Fromages et cholestérol : quels choix pour préserver votre cœur

En France, il est courant de découvrir un taux de cholestérol élevé alors qu’un plateau de fromages est présent sur la table. Entre le plaisir de savourer un comté ou un camembert et la crainte pour la santé du cœur, la question revient souvent : quels fromages peut-on consommer lorsqu’on a du cholestérol sans devoir tout arrêter ?

Selon l’Assurance Maladie, un cholestérol total doit être inférieur à 2 g/L, avec un LDL (le « mauvais cholestérol ») en dessous de 1,6 g/L et un HDL (le « bon cholestérol ») supérieur à 0,4 g/L chez l’adulte sans autres facteurs de risque. Lorsque ces chiffres sont dépassés, le fromage est souvent pointé du doigt, mais la réalité est plus nuancée qu’un simple interdit.

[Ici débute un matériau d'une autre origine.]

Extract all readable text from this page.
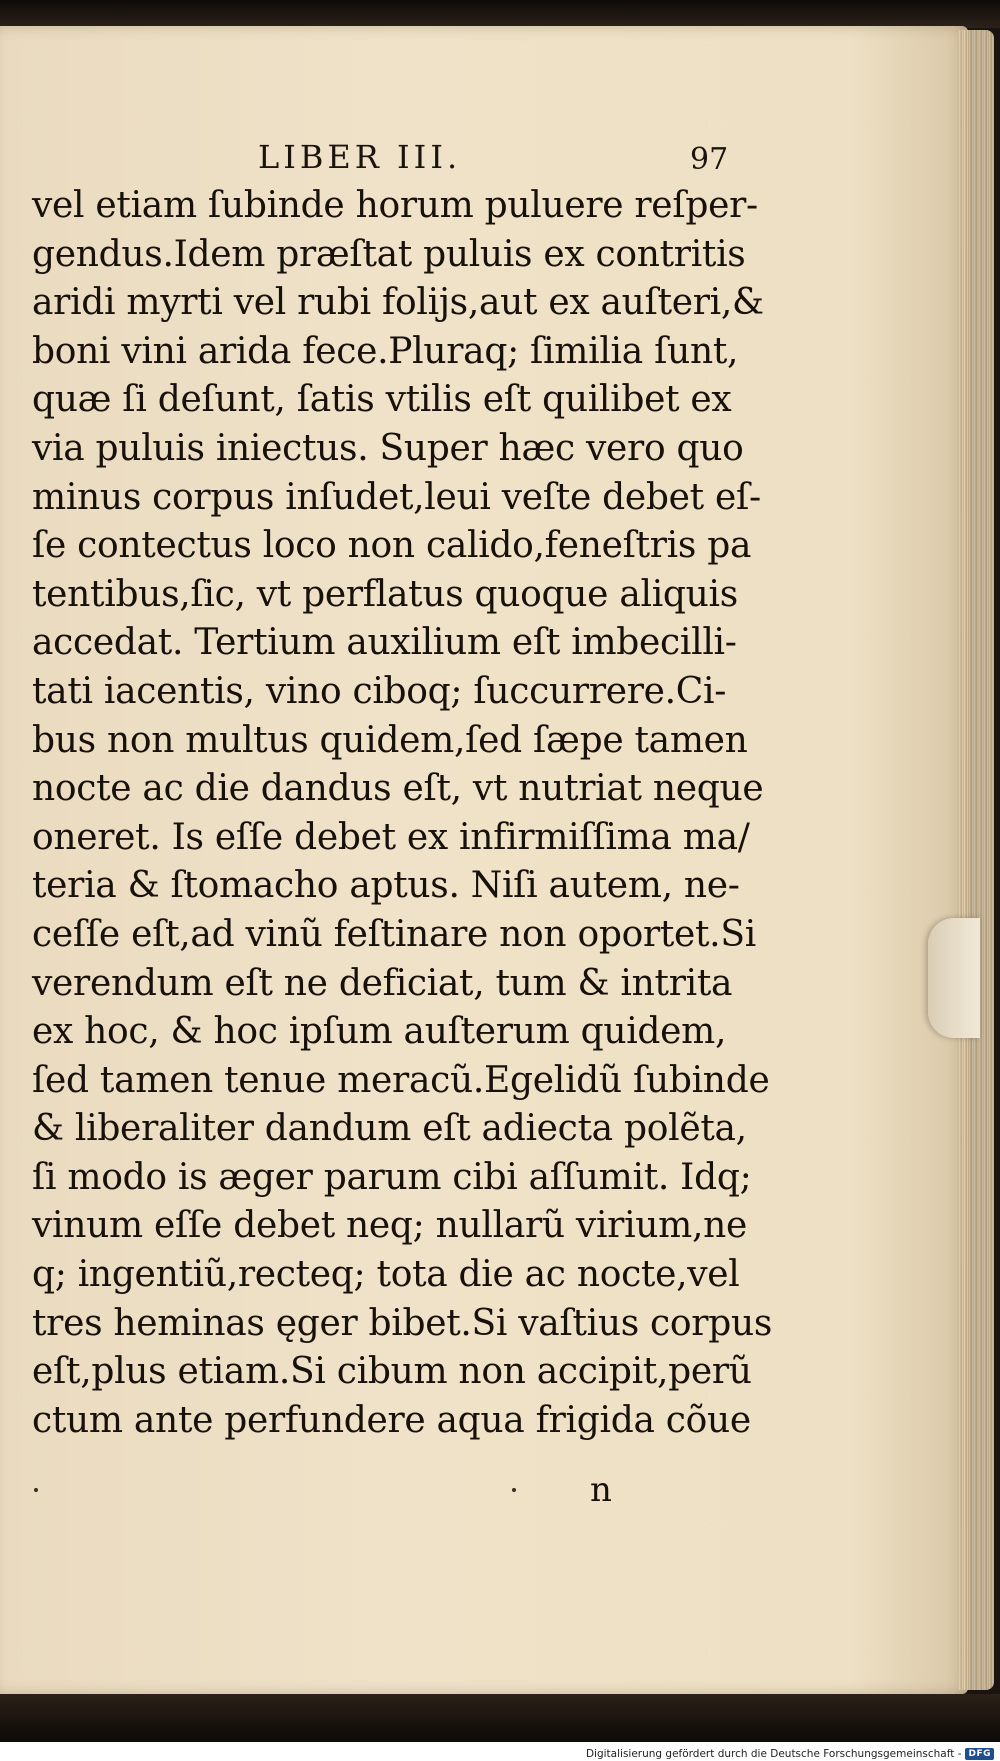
LIBER III.	97
vel etiam ſubinde horum puluere reſper-
gendus.Idem præſtat puluis ex contritis
aridi myrti vel rubi folijs,aut ex auſteri,&
boni vini arida fece.Pluraq; ſimilia ſunt,
quæ ſi deſunt, ſatis vtilis eſt quilibet ex
via puluis iniectus. Super hæc vero quo
minus corpus inſudet,leui veſte debet eſ-
ſe contectus loco non calido,feneſtris pa
tentibus,ſic, vt perflatus quoque aliquis
accedat. Tertium auxilium eſt imbecilli-
tati iacentis, vino ciboq; ſuccurrere.Ci-
bus non multus quidem,ſed ſæpe tamen
nocte ac die dandus eſt, vt nutriat neque
oneret. Is eſſe debet ex infirmiſſima ma/
teria & ſtomacho aptus. Niſi autem, ne-
ceſſe eſt,ad vinũ feſtinare non oportet.Si
verendum eſt ne deficiat, tum & intrita
ex hoc, & hoc ipſum auſterum quidem,
ſed tamen tenue meracũ.Egelidũ ſubinde
& liberaliter dandum eſt adiecta polẽta,
ſi modo is æger parum cibi aſſumit. Idq;
vinum eſſe debet neq; nullarũ virium,ne
q; ingentiũ,recteq; tota die ac nocte,vel
tres heminas ęger bibet.Si vaſtius corpus
eſt,plus etiam.Si cibum non accipit,perũ
ctum ante perfundere aqua frigida cõue
n
Digitalisierung gefördert durch die Deutsche Forschungsgemeinschaft - DFG
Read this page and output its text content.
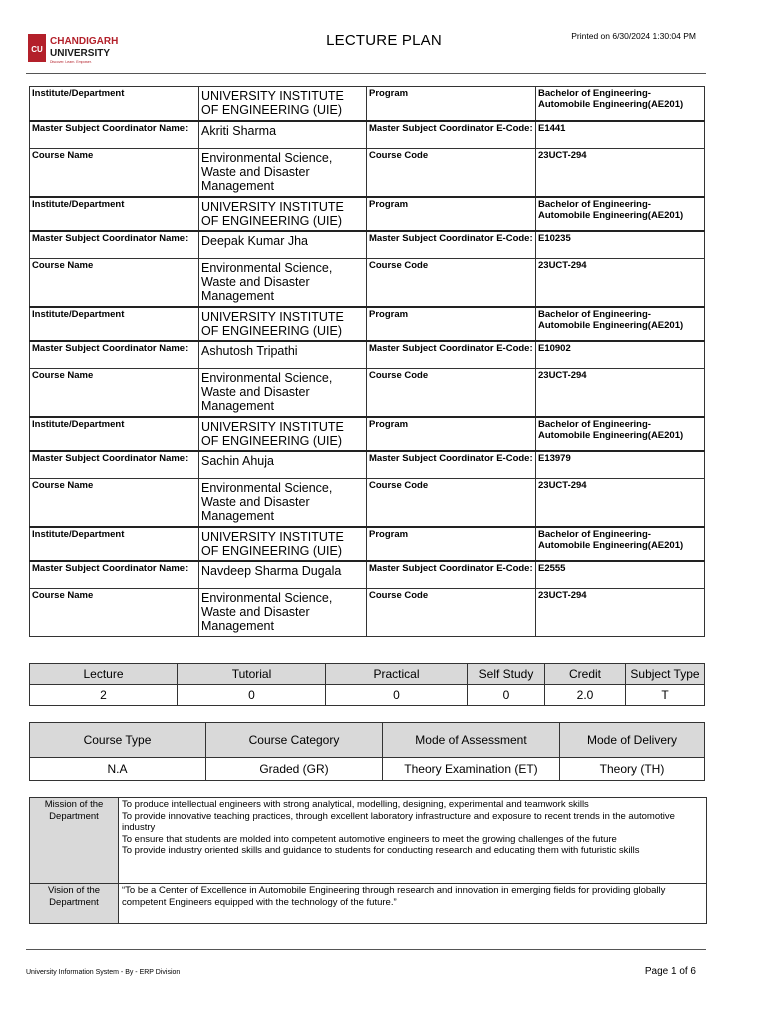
CU
CHANDIGARH
UNIVERSITY
Discover. Learn. Empower.
LECTURE PLAN	Printed on 6/30/2024 1:30:04 PM
Institute/Department	UNIVERSITY INSTITUTE OF ENGINEERING (UIE)	Program	Bachelor of Engineering-Automobile Engineering(AE201)
Master Subject Coordinator Name:	Akriti Sharma	Master Subject Coordinator E-Code:	E1441
Course Name	Environmental Science, Waste and Disaster Management	Course Code	23UCT-294
Institute/Department	UNIVERSITY INSTITUTE OF ENGINEERING (UIE)	Program	Bachelor of Engineering-Automobile Engineering(AE201)
Master Subject Coordinator Name:	Deepak Kumar Jha	Master Subject Coordinator E-Code:	E10235
Course Name	Environmental Science, Waste and Disaster Management	Course Code	23UCT-294
Institute/Department	UNIVERSITY INSTITUTE OF ENGINEERING (UIE)	Program	Bachelor of Engineering-Automobile Engineering(AE201)
Master Subject Coordinator Name:	Ashutosh Tripathi	Master Subject Coordinator E-Code:	E10902
Course Name	Environmental Science, Waste and Disaster Management	Course Code	23UCT-294
Institute/Department	UNIVERSITY INSTITUTE OF ENGINEERING (UIE)	Program	Bachelor of Engineering-Automobile Engineering(AE201)
Master Subject Coordinator Name:	Sachin Ahuja	Master Subject Coordinator E-Code:	E13979
Course Name	Environmental Science, Waste and Disaster Management	Course Code	23UCT-294
Institute/Department	UNIVERSITY INSTITUTE OF ENGINEERING (UIE)	Program	Bachelor of Engineering-Automobile Engineering(AE201)
Master Subject Coordinator Name:	Navdeep Sharma Dugala	Master Subject Coordinator E-Code:	E2555
Course Name	Environmental Science, Waste and Disaster Management	Course Code	23UCT-294
Lecture	Tutorial	Practical	Self Study	Credit	Subject Type
2	0	0	0	2.0	T
Course Type	Course Category	Mode of Assessment	Mode of Delivery
N.A	Graded (GR)	Theory Examination (ET)	Theory (TH)
Mission of the Department	To produce intellectual engineers with strong analytical, modelling, designing, experimental and teamwork skills
To provide innovative teaching practices, through excellent laboratory infrastructure and exposure to recent trends in the automotive industry
To ensure that students are molded into competent automotive engineers to meet the growing challenges of the future
To provide industry oriented skills and guidance to students for conducting research and educating them with futuristic skills

Vision of the Department	“To be a Center of Excellence in Automobile Engineering through research and innovation in emerging fields for providing globally competent Engineers equipped with the technology of the future.”
University Information System - By - ERP Division	Page 1 of 6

Ce que regardent vraiment les médecins

Les spécialistes se concentrent principalement sur le LDL, qui favorise la formation de dépôts dans les artères, et le HDL, qui aide à les éliminer. En cas d’hypercholestérolémie, le Programme National Nutrition Santé recommande de consommer deux produits laitiers par jour, dont une seule portion de fromage. L’objectif est de limiter l’apport en graisses saturées tout en conservant ce plaisir.

Le fromage contient beaucoup de graisses, mais tout n’est pas noir ou blanc. Des études menées à l’université de Copenhague ont montré que la consommation quotidienne d’environ 80 g de fromage gras, allégé ou de pain avec confiture n’entraînait pas de différences majeures dans les taux de LDL, HDL, ni sur le poids ou d’autres paramètres liés au cœur. Pour les nutritionnistes, le vrai enjeu est de choisir le bon type de fromage et la bonne quantité.

Les fromages à privilégier pour se faire plaisir

Pour une alimentation surveillée, les fromages très frais et peu gras sont les plus simples à intégrer : fromage blanc 0 %, skyr, yaourts nature, petits-suisses. Par exemple, le fromage blanc 0 % contient à peine 0,04 g de lipides pour 100 g tout en apportant calcium et protéines, idéal au petit-déjeuner ou en dessert.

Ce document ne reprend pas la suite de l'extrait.